Although socioeconomic and dietary variables were evaluated as contextual factors, their associations with laboratory markers were generally weak. Notably, soda intake was associated with higher triglyceride levels, consistent with other Brazilian studies [23], but did not influence iron markers or Ret-He. These findings suggest that, in this population, inflammation and nutritional status exert a stronger influence on iron availability and lipid profile than isolated dietary components.

These findings reinforce the need for integrated public health strategies. While Brazil has advanced in reducing anemia, measures targeting childhood dyslipidemia remain insufficient. Promoting minimally processed foods, breastfeeding, and physical activity are essential to reduce lifelong cardiometabolic risk.

Limitations include the cross-sectional design, lack of hormonal markers such as hepcidin, simplified dietary assessment, and restriction to a single city. Nonetheless, this study adds relevant data on anemia and dyslipidemia in Brazilian children and offers directions for future research. Multicenter longitudinal studies with novel biomarkers are needed to clarify interactions among iron metabolism, inflammation, and lipid alterations and to validate Ret-He reference intervals.
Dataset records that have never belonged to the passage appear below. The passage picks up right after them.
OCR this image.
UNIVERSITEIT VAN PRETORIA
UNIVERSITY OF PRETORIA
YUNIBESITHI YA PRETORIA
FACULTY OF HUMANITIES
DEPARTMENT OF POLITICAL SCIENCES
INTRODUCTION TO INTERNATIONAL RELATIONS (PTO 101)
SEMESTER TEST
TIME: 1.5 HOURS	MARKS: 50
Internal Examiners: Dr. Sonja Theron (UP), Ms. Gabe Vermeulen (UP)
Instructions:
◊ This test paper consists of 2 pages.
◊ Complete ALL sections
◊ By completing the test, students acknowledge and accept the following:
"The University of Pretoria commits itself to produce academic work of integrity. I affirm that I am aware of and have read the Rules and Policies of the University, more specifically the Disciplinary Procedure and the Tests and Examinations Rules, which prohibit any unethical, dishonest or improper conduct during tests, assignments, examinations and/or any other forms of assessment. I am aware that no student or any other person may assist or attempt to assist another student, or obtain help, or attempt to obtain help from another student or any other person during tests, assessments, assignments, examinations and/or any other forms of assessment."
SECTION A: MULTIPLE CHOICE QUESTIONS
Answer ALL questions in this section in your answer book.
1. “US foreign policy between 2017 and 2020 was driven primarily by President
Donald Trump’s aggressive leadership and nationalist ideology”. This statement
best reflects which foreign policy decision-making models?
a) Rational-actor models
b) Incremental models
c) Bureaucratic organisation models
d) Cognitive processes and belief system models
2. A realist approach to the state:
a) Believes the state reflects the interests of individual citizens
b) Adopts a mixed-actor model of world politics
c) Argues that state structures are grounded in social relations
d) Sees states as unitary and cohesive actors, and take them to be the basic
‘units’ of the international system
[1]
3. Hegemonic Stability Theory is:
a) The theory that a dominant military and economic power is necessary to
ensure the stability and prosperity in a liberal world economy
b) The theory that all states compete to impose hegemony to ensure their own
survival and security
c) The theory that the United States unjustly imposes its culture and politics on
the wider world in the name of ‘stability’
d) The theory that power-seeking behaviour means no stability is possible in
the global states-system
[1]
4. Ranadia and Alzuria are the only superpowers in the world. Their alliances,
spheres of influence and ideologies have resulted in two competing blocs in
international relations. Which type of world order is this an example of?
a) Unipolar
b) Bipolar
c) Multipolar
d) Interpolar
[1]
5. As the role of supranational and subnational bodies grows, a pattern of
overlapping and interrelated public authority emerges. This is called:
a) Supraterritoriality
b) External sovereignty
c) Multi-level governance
In conclusion, this study reveals a nutritional transition profile among Brazilian schoolchildren, characterized by a low prevalence of anemia alongside a high frequency of dyslipidemia. Although Ret-He values did not differ across nutritional status categories, this parameter proved to be a relevant functional marker of iron status and was independently associated with systemic inflammation, as reflected by CRP levels. The integrated assessment of hematological, inflammatory, and lipid biomarkers highlights the interplay between nutritional status and cardiometabolic risk early in life. These findings support the relevance of simple and widely accessible biomarkers as complementary tools for early risk stratification and public health surveillance in pediatric populations.